Al tempo di quel 97 per cento, l’iconografia della riforma erano le poltrone da tagliare con le forbici, e le basi ideologiche, diciamo così, risiedevano nella convinzione che il luogo della democrazia e della rappresentanza si fosse ridotto a un covo di parassiti, nullafacenti, voltagabbana, corrotti e mafiosi. Su una talmente alta riflessione, ridiciamo così, si sono accodati tutti. Non c’è stato un gruppo parlamentare con due dita di fegato che dicesse no, noi non ci stiamo, il Parlamento è una istituzione democratica, non è una gang di taglieggiatori e se lo si deve riformare, lo si riforma con la testa e non con la bile. Nessuno. Tutti terrorizzati di non sapersi sintonizzare con lo spirito del linciaggio che anima questi tempi, rinfocolati anzitutto dai 5 stelle, e poi dai loro volenterosi emuli.

Che spettacolo: le vittime travestite da carnefici per essere alla moda.

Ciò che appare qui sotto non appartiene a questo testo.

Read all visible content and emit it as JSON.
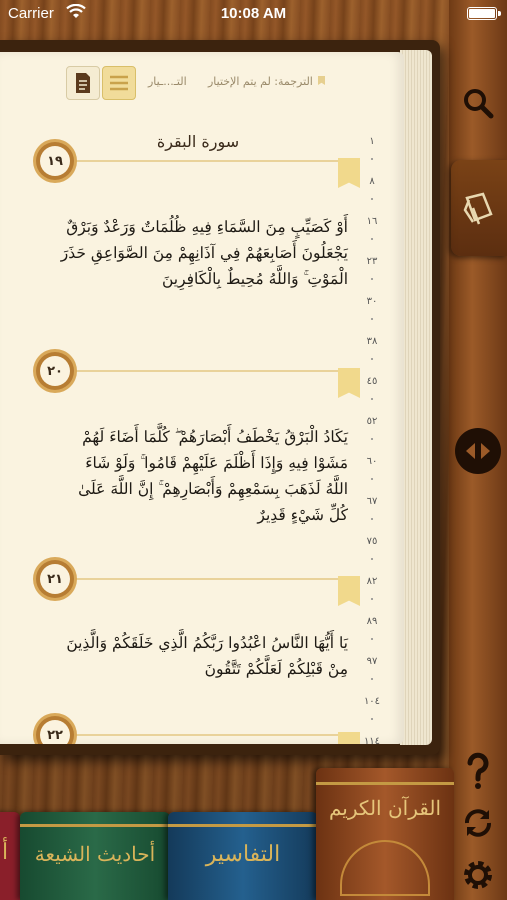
{
  "status_bar": {
    "carrier": "Carrier",
    "time": "10:08 AM"
  },
  "toolbar": {
    "translation": "الترجمة: لم يتم الإختيار",
    "tafsir": "التـ...ـيار"
  },
  "surah_title": "سورة البقرة",
  "verses": [
    {
      "number": "١٩",
      "text": "أَوْ كَصَيِّبٍ مِنَ السَّمَاءِ فِيهِ ظُلُمَاتٌ وَرَعْدٌ وَبَرْقٌ يَجْعَلُونَ أَصَابِعَهُمْ فِي آذَانِهِمْ مِنَ الصَّوَاعِقِ حَذَرَ الْمَوْتِ ۚ وَاللَّهُ مُحِيطٌ بِالْكَافِرِينَ"
    },
    {
      "number": "٢٠",
      "text": "يَكَادُ الْبَرْقُ يَخْطَفُ أَبْصَارَهُمْ ۖ كُلَّمَا أَضَاءَ لَهُمْ مَشَوْا فِيهِ وَإِذَا أَظْلَمَ عَلَيْهِمْ قَامُوا ۚ وَلَوْ شَاءَ اللَّهُ لَذَهَبَ بِسَمْعِهِمْ وَأَبْصَارِهِمْ ۚ إِنَّ اللَّهَ عَلَىٰ كُلِّ شَيْءٍ قَدِيرٌ"
    },
    {
      "number": "٢١",
      "text": "يَا أَيُّهَا النَّاسُ اعْبُدُوا رَبَّكُمُ الَّذِي خَلَقَكُمْ وَالَّذِينَ مِنْ قَبْلِكُمْ لَعَلَّكُمْ تَتَّقُونَ"
    },
    {
      "number": "٢٢",
      "text": ""
    }
  ],
  "page_ruler": [
    "١",
    "٨",
    "١٦",
    "٢٣",
    "٣٠",
    "٣٨",
    "٤٥",
    "٥٢",
    "٦٠",
    "٦٧",
    "٧٥",
    "٨٢",
    "٨٩",
    "٩٧",
    "١٠٤",
    "١١٤"
  ],
  "shelf": {
    "quran": "القرآن الكريم",
    "tafasir": "التفاسير",
    "ahadith": "أحاديث الشيعة",
    "partial": "أ"
  },
  "colors": {
    "page": "#faf3e0",
    "marker": "#b77d33",
    "wood": "#8a4f22",
    "quran_book": "#8b4a1e",
    "tafasir_book": "#1c4a6e",
    "ahadith_book": "#1f5a3c"
  },
  "icons": {
    "search": "search-icon",
    "bookmark_tab": "book-bookmark-icon",
    "nav": "left-right-arrow-icon",
    "help": "question-mark-icon",
    "sync": "sync-icon",
    "settings": "gear-icon"
  }
}
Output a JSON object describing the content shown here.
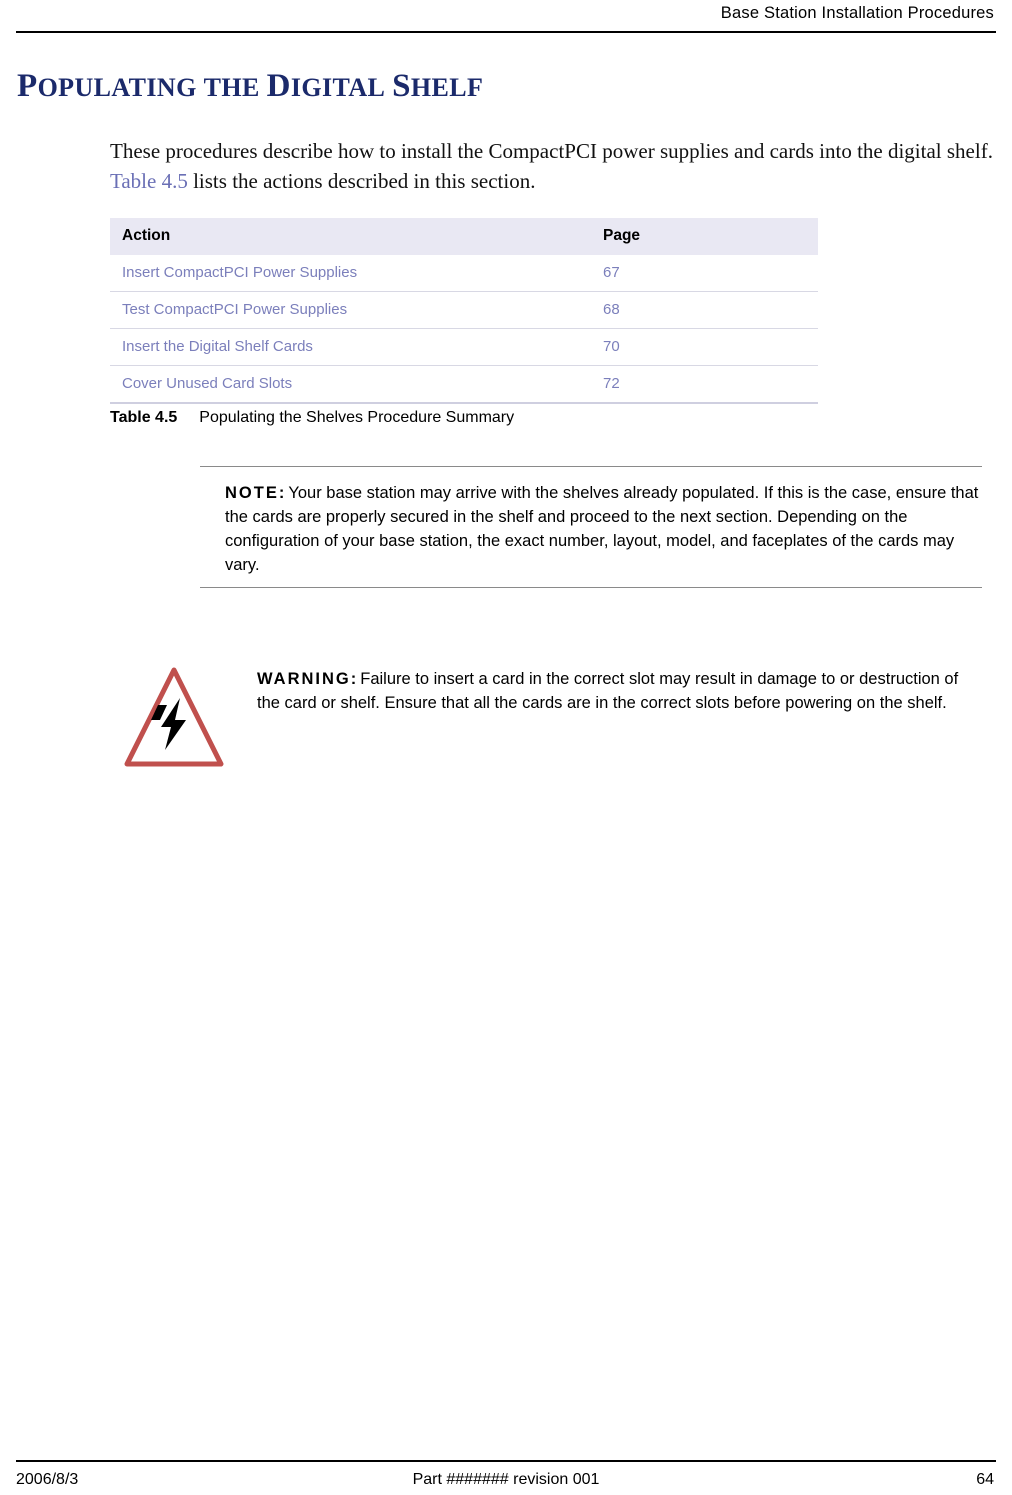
{
  "header": {
    "title": "Base Station Installation Procedures"
  },
  "section": {
    "heading_parts": [
      {
        "text": "P",
        "size": "cap"
      },
      {
        "text": "OPULATING",
        "size": "small"
      },
      {
        "text": " ",
        "size": "small"
      },
      {
        "text": "THE",
        "size": "small"
      },
      {
        "text": " ",
        "size": "small"
      },
      {
        "text": "D",
        "size": "cap"
      },
      {
        "text": "IGITAL",
        "size": "small"
      },
      {
        "text": " ",
        "size": "small"
      },
      {
        "text": "S",
        "size": "cap"
      },
      {
        "text": "HELF",
        "size": "small"
      }
    ],
    "heading_plain": "POPULATING THE DIGITAL SHELF"
  },
  "intro": {
    "before_xref": "These procedures describe how to install the CompactPCI power supplies and cards into the digital shelf. ",
    "xref": "Table 4.5",
    "after_xref": " lists the actions described in this section."
  },
  "summary_table": {
    "columns": [
      "Action",
      "Page"
    ],
    "rows": [
      {
        "action": "Insert CompactPCI Power Supplies",
        "page": "67"
      },
      {
        "action": "Test CompactPCI Power Supplies",
        "page": "68"
      },
      {
        "action": "Insert the Digital Shelf Cards",
        "page": "70"
      },
      {
        "action": "Cover Unused Card Slots",
        "page": "72"
      }
    ],
    "caption_label": "Table 4.5",
    "caption_text": "Populating the Shelves Procedure Summary"
  },
  "note": {
    "label": "NOTE:",
    "text": "Your base station may arrive with the shelves already populated. If this is the case, ensure that the cards are properly secured in the shelf and proceed to the next section. Depending on the configuration of your base station, the exact number, layout, model, and faceplates of the cards may vary."
  },
  "warning": {
    "label": "WARNING:",
    "text": "Failure to insert a card in the correct slot may result in damage to or destruction of the card or shelf. Ensure that all the cards are in the correct slots before powering on the shelf.",
    "icon": "electrical-hazard-icon",
    "icon_border_color": "#c0504d",
    "icon_bolt_color": "#000000"
  },
  "footer": {
    "date": "2006/8/3",
    "center": "Part ####### revision 001",
    "page_number": "64"
  },
  "colors": {
    "heading": "#1b2a6b",
    "link": "#7b7fbb",
    "table_header_bg": "#e9e8f3"
  }
}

Il risultato è che gli italiani sono meno antiparlamentaristi dei parlamentari, che sono meno anticasta della casta, che ci sono milioni di elettori che non hanno seguito le indicazioni dei loro leader, che agli schiamazzi del populismo non credono e non cedono, e vogliono una politica che offra idee e non le subisca, che studi soluzioni e non le copi dai trend di Facebook. Oggi quel popolo non è adeguatamente rappresentato. Il bipolarismo ormai non è più fra destra e sinistra – ce lo ha dimostrato la disinvoltura dei grillini nel passare dalla Lega al Pd – ma fra chi non si fida più delle regole della democrazia liberale occidentale e chi se ne fida ancora, cocciutamente, fino all’ultimo. Da qui bisogna ripartire.